Reef grant ‘fabulous news’: foundation chairman
An inquiry into the controversial $443.3 million grant will hear from the chairman and directors of the Great Barrier Reef Foundation
Great Barrier Reef Foundation chairman Dr John Schubert has said the controversial federal government grant of $443.3 million is “fabulous news” for the reef.
Schubert is one of seven foundation representatives to be giving evidence to a Senate committee in Canberra on Tuesday.
The inquiry is seeking details on why the government granted the six-year funding stream to the foundation without going to tender, and how the foundation plans to use the money.
“You asked was I surprised … but my overwhelming initial reaction was: ‘This is fabulous news for the Great Barrier Reef. This is what is needed’,” Schubert said when asked about his reaction to receiving the grant.
Schubert said the reef faced ongoing threats against climate change and needed to be protected.
“We have recognised very openly the climate change is the greatest threat to our Great Barrier Reef. We have consistently said that and we will keep doing so,” Schubert said.
“I think the vast majority of Australians now understand that the reef really is threatened and is already being damaged by climate change.”

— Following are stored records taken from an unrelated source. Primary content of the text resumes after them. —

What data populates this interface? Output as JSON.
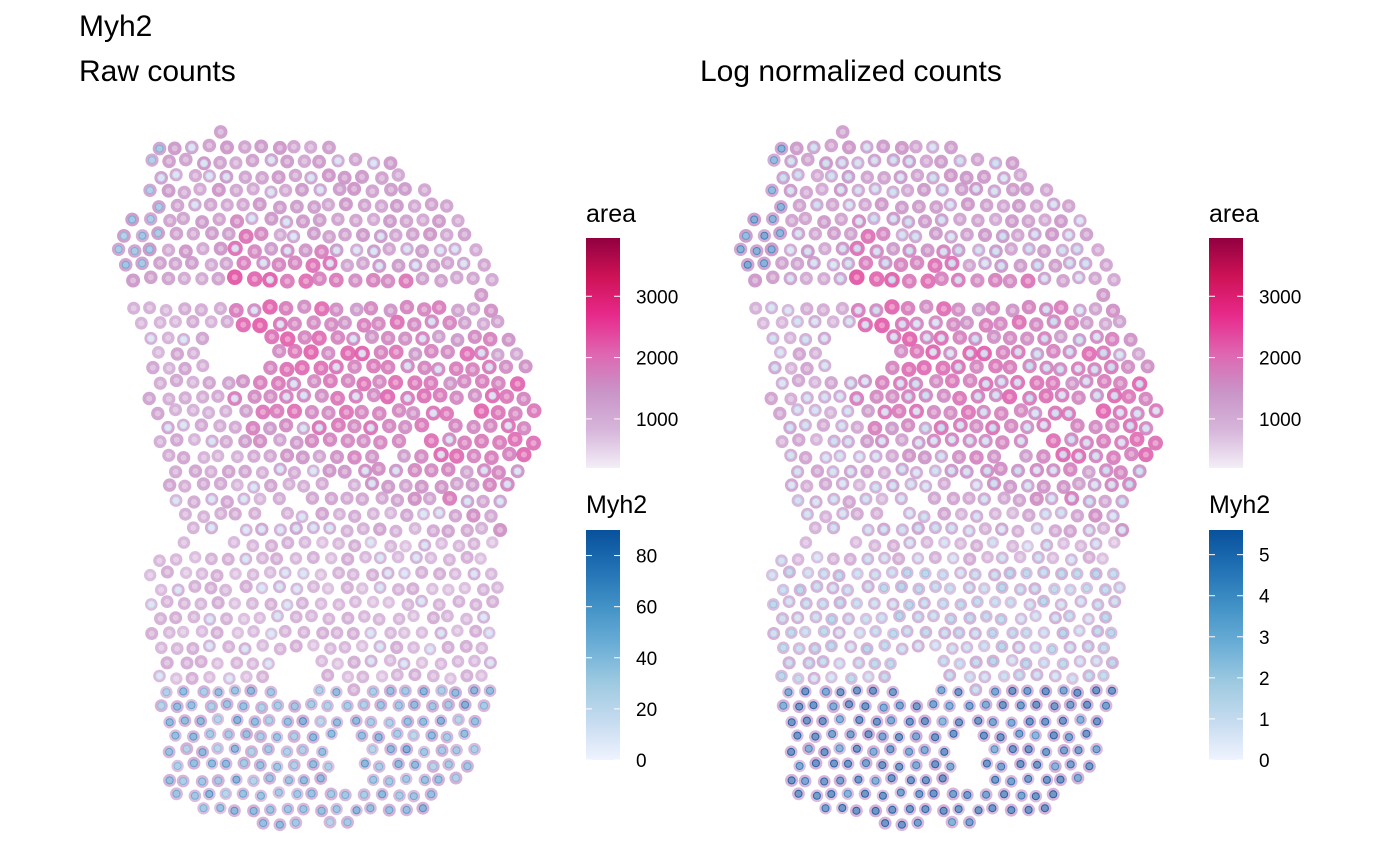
{
  "figure": {
    "title": "Myh2"
  },
  "chart_data": [
    {
      "type": "scatter",
      "subtitle": "Raw counts",
      "overlay_layers": [
        "area",
        "Myh2"
      ],
      "legends": [
        {
          "title": "area",
          "palette": [
            "#f3eef7",
            "#d6b5da",
            "#c994c7",
            "#df65b0",
            "#e7298a",
            "#ce1256",
            "#91003f"
          ],
          "range": [
            200,
            3950
          ],
          "ticks": [
            1000,
            2000,
            3000
          ],
          "tick_labels": [
            "1000",
            "2000",
            "3000"
          ]
        },
        {
          "title": "Myh2",
          "palette": [
            "#eff3ff",
            "#c6dbef",
            "#9ecae1",
            "#6baed6",
            "#4292c6",
            "#2171b5",
            "#08519c"
          ],
          "range": [
            0,
            90
          ],
          "ticks": [
            0,
            20,
            40,
            60,
            80
          ],
          "tick_labels": [
            "0",
            "20",
            "40",
            "60",
            "80"
          ]
        }
      ]
    },
    {
      "type": "scatter",
      "subtitle": "Log normalized counts",
      "overlay_layers": [
        "area",
        "Myh2"
      ],
      "legends": [
        {
          "title": "area",
          "palette": [
            "#f3eef7",
            "#d6b5da",
            "#c994c7",
            "#df65b0",
            "#e7298a",
            "#ce1256",
            "#91003f"
          ],
          "range": [
            200,
            3950
          ],
          "ticks": [
            1000,
            2000,
            3000
          ],
          "tick_labels": [
            "1000",
            "2000",
            "3000"
          ]
        },
        {
          "title": "Myh2",
          "palette": [
            "#eff3ff",
            "#c6dbef",
            "#9ecae1",
            "#6baed6",
            "#4292c6",
            "#2171b5",
            "#08519c"
          ],
          "range": [
            0,
            5.6
          ],
          "ticks": [
            0,
            1,
            2,
            3,
            4,
            5
          ],
          "tick_labels": [
            "0",
            "1",
            "2",
            "3",
            "4",
            "5"
          ]
        }
      ]
    }
  ]
}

Critics of the grant have also raised concerns about potential conflicts of interest and commercial interests, given the foundation has a number of corporate backers from the resources sector.
The foundation told the inquiry it had projects due to start in 2019.
It said it was confident of leveraging the funding to raise more money from the private sector to protect the reef.
Former Prime Minister Malcolm Turnbull has been heavily criticised for his decision for handing GBRF the million dollar grant.
The Chairman of the Senate committee, Peter Whish-Wilson, said in August that the former Prime Minister could be summoned when he resigns his seat on Friday to speak on why he gifted the huge grant to the private sector-backed foundation.
“I want to know exactly what was discussed, and where did the idea start. It didn’t just materialise. Someone has come up with the idea and driven it at the highest level,” Whish-Wilson said.
Turnbull has come out in defence of the grant prior, insisting: “It went through a full cabinet process, it was in the budget, it was in the appropriate bills that the parliament passed, so it has been legislated.”
Scott Morrison told Parliament in July that he fully endorsed the grant decision and said the foundation – whose board includes corporate heavyweights and scientists – could find better ways to spend the money rather than the government’s own public servants.
It is expected that also the Morrison government will feel the heat with the government’s credibility coming under scrutiny as a result of the inquiry.